Eiffel04 宝塚大劇場は元日から公演が始まる。見ないことには年が明けない。
2007年は,月組「パリの空よりも高く」(by 植田紳爾)「ファンシー・ダンス」(by 三木章雄)で幕が開いた。
作家活動50周年を昨年迎えた植田紳爾氏の101作目となる「パリの空よりも高く」は,菊田一夫氏の作品を翻案したもので,パリ万博に沸くパリのホテルに棲むペテン師コンビと,夢多き建築家エッフェルを中心とするミュージカルコメディ。
ペテン師の兄貴分にトップスターの瀬名さん,弟分に大空さんという月組が誇る名コンビに,木訥な建築家に霧矢さん,3人のアイドル的な花売娘に彩乃さんと手堅すぎる設定である。

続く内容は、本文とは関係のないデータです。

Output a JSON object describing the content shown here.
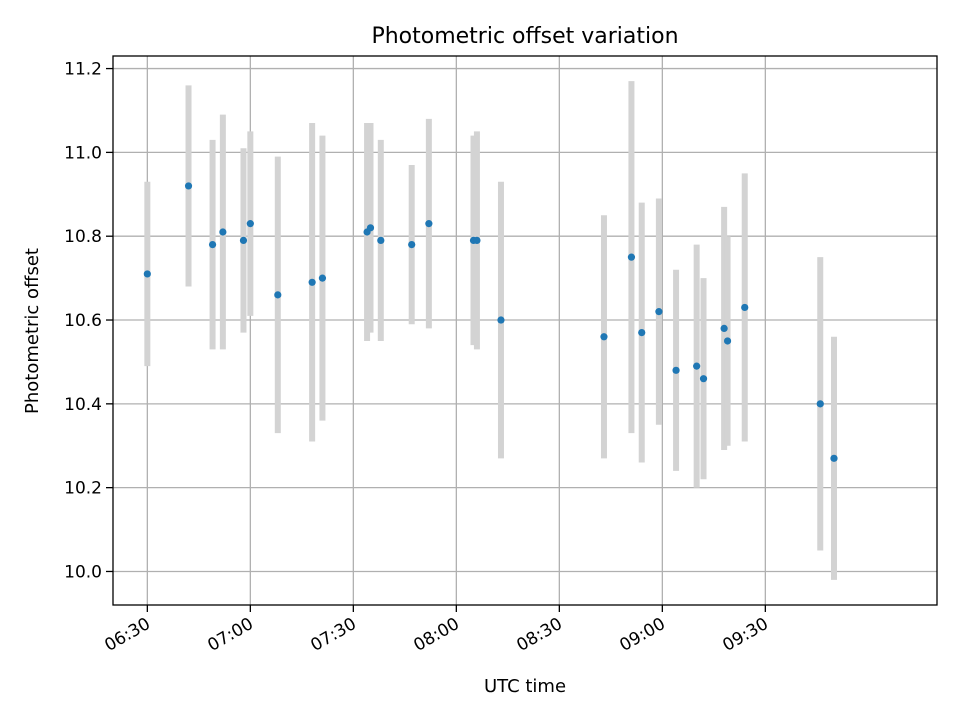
{
  "chart_data": {
    "type": "scatter",
    "title": "Photometric offset variation",
    "xlabel": "UTC time",
    "ylabel": "Photometric offset",
    "x_tick_labels": [
      "06:30",
      "07:00",
      "07:30",
      "08:00",
      "08:30",
      "09:00",
      "09:30"
    ],
    "x_ticks": [
      "06:30",
      "07:00",
      "07:30",
      "08:00",
      "08:30",
      "09:00",
      "09:30"
    ],
    "y_ticks": [
      10.0,
      10.2,
      10.4,
      10.6,
      10.8,
      11.0,
      11.2
    ],
    "y_tick_labels": [
      "10.0",
      "10.2",
      "10.4",
      "10.6",
      "10.8",
      "11.0",
      "11.2"
    ],
    "xlim": [
      "06:20",
      "10:20"
    ],
    "ylim": [
      9.92,
      11.23
    ],
    "grid": true,
    "point_color": "#1f77b4",
    "errorbar_color": "#d3d3d3",
    "series": [
      {
        "points": [
          {
            "x": "06:30",
            "y": 10.71,
            "err": 0.22
          },
          {
            "x": "06:42",
            "y": 10.92,
            "err": 0.24
          },
          {
            "x": "06:49",
            "y": 10.78,
            "err": 0.25
          },
          {
            "x": "06:52",
            "y": 10.81,
            "err": 0.28
          },
          {
            "x": "06:58",
            "y": 10.79,
            "err": 0.22
          },
          {
            "x": "07:00",
            "y": 10.83,
            "err": 0.22
          },
          {
            "x": "07:08",
            "y": 10.66,
            "err": 0.33
          },
          {
            "x": "07:18",
            "y": 10.69,
            "err": 0.38
          },
          {
            "x": "07:21",
            "y": 10.7,
            "err": 0.34
          },
          {
            "x": "07:34",
            "y": 10.81,
            "err": 0.26
          },
          {
            "x": "07:35",
            "y": 10.82,
            "err": 0.25
          },
          {
            "x": "07:38",
            "y": 10.79,
            "err": 0.24
          },
          {
            "x": "07:47",
            "y": 10.78,
            "err": 0.19
          },
          {
            "x": "07:52",
            "y": 10.83,
            "err": 0.25
          },
          {
            "x": "08:05",
            "y": 10.79,
            "err": 0.25
          },
          {
            "x": "08:06",
            "y": 10.79,
            "err": 0.26
          },
          {
            "x": "08:13",
            "y": 10.6,
            "err": 0.33
          },
          {
            "x": "08:43",
            "y": 10.56,
            "err": 0.29
          },
          {
            "x": "08:51",
            "y": 10.75,
            "err": 0.42
          },
          {
            "x": "08:54",
            "y": 10.57,
            "err": 0.31
          },
          {
            "x": "08:59",
            "y": 10.62,
            "err": 0.27
          },
          {
            "x": "09:04",
            "y": 10.48,
            "err": 0.24
          },
          {
            "x": "09:10",
            "y": 10.49,
            "err": 0.29
          },
          {
            "x": "09:12",
            "y": 10.46,
            "err": 0.24
          },
          {
            "x": "09:18",
            "y": 10.58,
            "err": 0.29
          },
          {
            "x": "09:19",
            "y": 10.55,
            "err": 0.25
          },
          {
            "x": "09:24",
            "y": 10.63,
            "err": 0.32
          },
          {
            "x": "09:46",
            "y": 10.4,
            "err": 0.35
          },
          {
            "x": "09:50",
            "y": 10.27,
            "err": 0.29
          }
        ]
      }
    ]
  }
}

更に,ホテルの女主人に新組長の出雲さん,コメディに欠かせない専科の未沙さんなどで盤石に固める。
瀬奈さんは,長身小顔,さわやか二枚目でありながらコメディセンスに長けた方だ。二枚目半もいける盟友・大空さんとのコンビは息もぴったりで,膨大な台詞をテンポ良く絶妙の間で見せて下さった。このため,ヒロインとの絡みが少ないことや,多くの生徒さんを生かし切れていないという難点とは背中合わせとなる。古色蒼然と切り捨てるのはたやすいが,ほっこりおおどかな古き良き時代の風情があってよろしいとおおみこころでご覧頂きたい。